Prove that a subset D of a metric space M is dense in M iff $\displaystyle D \bigcap U$ nonempty for every nonempty open set $\displaystyle U \subset M$
so given$\displaystyle D \bigcap U$ nonempty we need to show that cl(D)=M, how does this work?
Prove that a subset D of a metric space M is dense in M iff $\displaystyle D \bigcap U$ nonempty for every nonempty open set $\displaystyle U \subset M$
so given$\displaystyle D \bigcap U$ nonempty we need to show that cl(D)=M, how does this work?
Here is a slightly different discussion of this.

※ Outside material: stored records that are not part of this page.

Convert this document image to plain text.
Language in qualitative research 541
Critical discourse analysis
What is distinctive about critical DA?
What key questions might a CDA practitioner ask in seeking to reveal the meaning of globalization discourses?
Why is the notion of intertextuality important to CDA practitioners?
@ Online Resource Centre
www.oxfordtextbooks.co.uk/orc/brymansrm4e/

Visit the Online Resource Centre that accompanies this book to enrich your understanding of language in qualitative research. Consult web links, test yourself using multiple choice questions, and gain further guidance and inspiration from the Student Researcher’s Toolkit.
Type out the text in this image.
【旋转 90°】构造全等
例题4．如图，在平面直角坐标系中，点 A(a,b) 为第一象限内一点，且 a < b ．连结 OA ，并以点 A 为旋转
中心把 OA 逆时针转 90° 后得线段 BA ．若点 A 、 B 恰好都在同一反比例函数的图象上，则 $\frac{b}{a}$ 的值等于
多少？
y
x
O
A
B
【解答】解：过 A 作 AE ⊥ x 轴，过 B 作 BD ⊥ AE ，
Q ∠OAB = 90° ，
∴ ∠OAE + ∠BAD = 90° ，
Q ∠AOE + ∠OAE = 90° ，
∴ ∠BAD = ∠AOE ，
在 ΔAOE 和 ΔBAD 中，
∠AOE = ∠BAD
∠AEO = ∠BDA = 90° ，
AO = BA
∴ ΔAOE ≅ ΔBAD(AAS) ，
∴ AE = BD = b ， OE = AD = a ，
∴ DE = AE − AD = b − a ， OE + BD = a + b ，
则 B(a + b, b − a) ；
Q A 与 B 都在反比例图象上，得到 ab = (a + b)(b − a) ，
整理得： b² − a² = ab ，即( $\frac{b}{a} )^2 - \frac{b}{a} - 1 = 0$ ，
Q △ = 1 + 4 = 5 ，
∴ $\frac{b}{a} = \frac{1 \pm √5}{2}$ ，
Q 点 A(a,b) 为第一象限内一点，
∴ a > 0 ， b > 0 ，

The statement that $\displaystyle x$ is a contact point of $\displaystyle D$ means that $\displaystyle x\in D$ or $\displaystyle x$ is a limit point of $\displaystyle D$ [i.e. $\displaystyle x\in cl(D)]$.
So you are asked to show that each point of $\displaystyle M$ is a contact point of $\displaystyle D$.
Suppose that $\displaystyle t\in M$ but $\displaystyle t\notin cl(D)$. Then there is a ball $\displaystyle \mathcal{B}(t;\delta)$ that contains no point of $\displaystyle D$.
WHY? And why is that a contradiction?